El telescopio espacial James Webb ha detectado la galaxia más antigua y distante conocida hasta la fecha: MoM-z14. Este descubrimiento, realizado a través del programa MIRAGE, ofrece una ventana única al universo apenas 280 millones de años después del Big Bang. La observación de MoM-z14 no solo establece un nuevo récord en términos de distancia, sino que también plantea preguntas fundamentales sobre la formación y evolución temprana de las galaxias.
MoM-z14: una galaxia en el amanecer del universo
MoM-z14, descubierta por el equipo de Rohan Naidu del MIT, es un gran hallazgo en la astronomía. Su redshift de 14.44, confirmado por el programa MIRAGE, la sitúa a solo 280 millones de años tras el Big Bang, superando el récord de JADES-GS-z14-0 (z=14.32). Esta galaxia, 100 veces más abundante de lo esperado, brilla con una luminosidad estelar que no proviene de un núcleo galáctico activo, sino de estrellas supermasivas. Su tamaño, 1,600 años luz, y su composición química rica en nitrógeno la hacen un tesoro cósmico para entender el universo joven.

La conexión con la Vía Láctea
Lo más fascinante de MoM-z14 es su química estelar. Su alta proporción de nitrógeno a carbono recuerda a los cúmulos globulares antiguos de la Vía Láctea. Esto quiere decir que las estrellas de MoM-z14 se formaron en entornos densos, similares a los que dieron origen a estas estructuras en nuestra galaxia. Los investigadores creen que estamos viendo la formación de estrellas en clústeres densos, un proceso que conecta el universo primitivo con el actual. Es como encontrar un fósil cósmico que une el pasado y el presente del cosmos.

¿Por qué MoM-z14 es tan brillante?
A diferencia de galaxias con núcleos activos (AGN), donde los agujeros negros generan brillo, MoM-z14 debe su luz a estrellas jóvenes y masivas. Su espectro, analizado por el NIRSpec de Webb durante 10 horas en enero de 2024, muestra emisiones de hidrógeno y oxígeno, indicando múltiples generaciones de estrellas. Esta luminosidad inesperada desafía las teorías, ya que formar galaxias tan grandes en solo 280 millones de años es como construir una ciudad en un día. MoM-z14 es un enigma brillante que reta nuestra comprensión del cosmos.

El papel del James Webb
El JWST, lanzado en 2021, es el telescopio infrarrojo más potente jamás construido, con un espejo de 6.5 metros. A diferencia del Hubble, que solo detectó una galaxia en los primeros 500 millones de años (GN-z11, z=11.1), Webb ha encontrado cientos de galaxias con redshifts superiores a z=10. Su capacidad para captar luz infrarroja estirada por la expansión del universo permite ver objetos como MoM-z14, invisibles para telescopios anteriores. Este hallazgo, anunciado el 16 de mayo de 2025, es solo el comienzo de una nueva era astronómica.

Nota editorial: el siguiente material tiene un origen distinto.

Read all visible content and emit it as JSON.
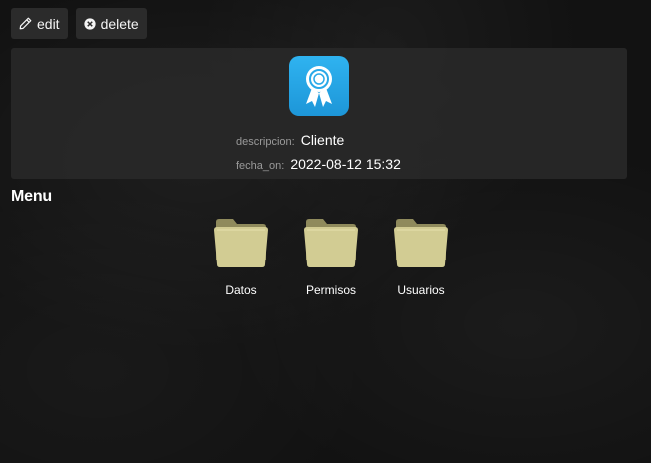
{
  "toolbar": {
    "edit_label": "edit",
    "delete_label": "delete"
  },
  "record": {
    "icon": "award-ribbon-icon",
    "icon_color": "#29a9e8",
    "fields": [
      {
        "label": "descripcion:",
        "value": "Cliente"
      },
      {
        "label": "fecha_on:",
        "value": "2022-08-12 15:32"
      }
    ]
  },
  "menu": {
    "title": "Menu",
    "items": [
      {
        "label": "Datos",
        "icon": "folder-icon"
      },
      {
        "label": "Permisos",
        "icon": "folder-icon"
      },
      {
        "label": "Usuarios",
        "icon": "folder-icon"
      }
    ]
  },
  "colors": {
    "background": "#121212",
    "card": "#2a2a2a",
    "folder": "#c9c48a"
  }
}
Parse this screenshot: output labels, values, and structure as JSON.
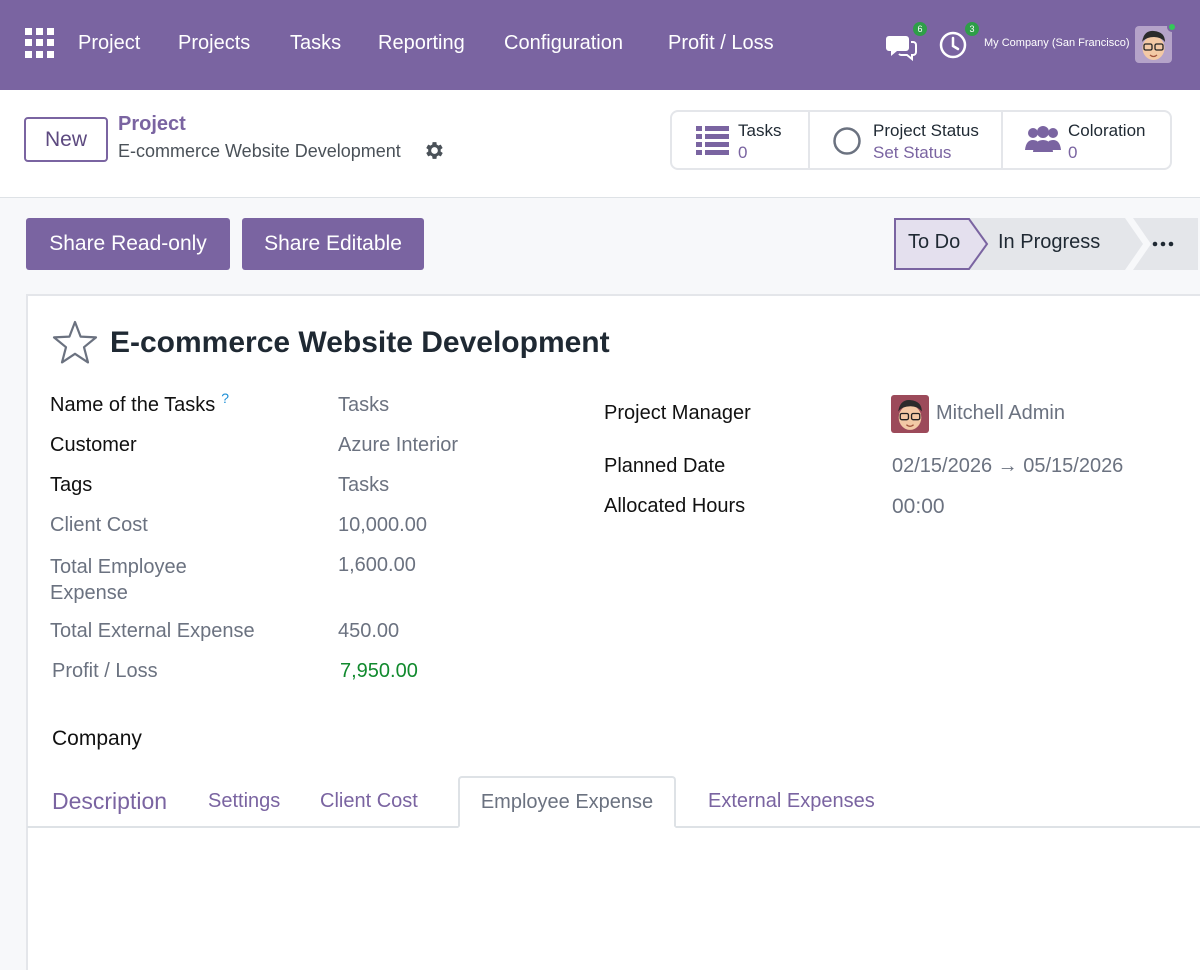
{
  "nav": {
    "items": [
      "Project",
      "Projects",
      "Tasks",
      "Reporting",
      "Configuration",
      "Profit / Loss"
    ],
    "chat_badge": "6",
    "activity_badge": "3",
    "company": "My Company (San Francisco)"
  },
  "breadcrumb": {
    "new_label": "New",
    "parent": "Project",
    "current": "E-commerce Website Development"
  },
  "stats": [
    {
      "label": "Tasks",
      "value": "0",
      "icon": "list-icon"
    },
    {
      "label": "Project Status",
      "value": "Set Status",
      "icon": "circle-status-icon"
    },
    {
      "label": "Coloration",
      "value": "0",
      "icon": "users-icon"
    }
  ],
  "actions": {
    "share_readonly": "Share Read-only",
    "share_editable": "Share Editable"
  },
  "stages": {
    "current": "To Do",
    "next": "In Progress",
    "more": "..."
  },
  "form": {
    "title": "E-commerce Website Development",
    "left": [
      {
        "label": "Name of the Tasks",
        "value": "Tasks",
        "help": "?"
      },
      {
        "label": "Customer",
        "value": "Azure Interior"
      },
      {
        "label": "Tags",
        "value": "Tasks"
      },
      {
        "label": "Client Cost",
        "value": "10,000.00"
      },
      {
        "label": "Total Employee Expense",
        "value": "1,600.00"
      },
      {
        "label": "Total External Expense",
        "value": "450.00"
      },
      {
        "label": "Profit / Loss",
        "value": "7,950.00"
      }
    ],
    "right": [
      {
        "label": "Project Manager",
        "value": "Mitchell Admin"
      },
      {
        "label": "Planned Date",
        "value": "02/15/2026 → 05/15/2026"
      },
      {
        "label": "Allocated Hours",
        "value": "00:00"
      }
    ],
    "company_label": "Company"
  },
  "tabs": [
    "Description",
    "Settings",
    "Client Cost",
    "Employee Expense",
    "External Expenses"
  ],
  "colors": {
    "brand": "#7a64a1",
    "profit": "#118a2e"
  }
}
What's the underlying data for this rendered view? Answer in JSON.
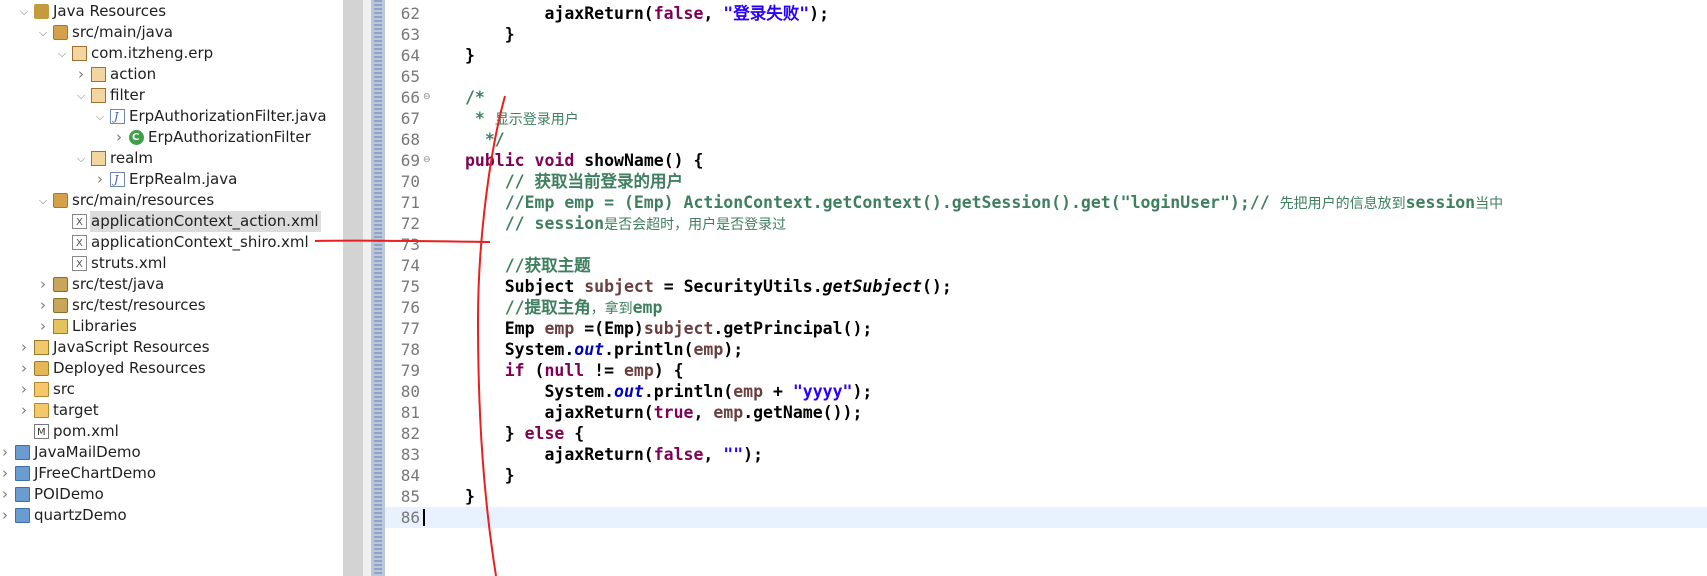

¿Qué significa para el futuro?
El descubrimiento de MoM-z14 plantea preguntas: ¿cómo se formaron galaxias tan rápido? El Telescopio Romano, si sobrevive a recortes, podría encontrar cientos más de estas galaxias. La abundancia de galaxias luminosas a z≈14 sugiere que el universo era más activo de lo previsto. Con Webb y futuros instrumentos, podríamos acercarnos a las primeras estrellas, formadas quizá 200 millones de años tras el Big Bang. Este hallazgo es un puente al pasado que promete desvelar más secretos cósmicos.

MoM-z14 no es solo la galaxia más antigua conocida; es una ventana al amanecer del universo. Su brillo estelar, química única y conexión con los cúmulos globulares de la Vía Láctea nos acercan a entender cómo se formaron las primeras galaxias. Mientras el JWST sigue explorando, cada descubrimiento nos recuerda que el cosmos es un lienzo infinito de maravillas. ¿Qué otros tesoros nos esperan en los confines del tiempo?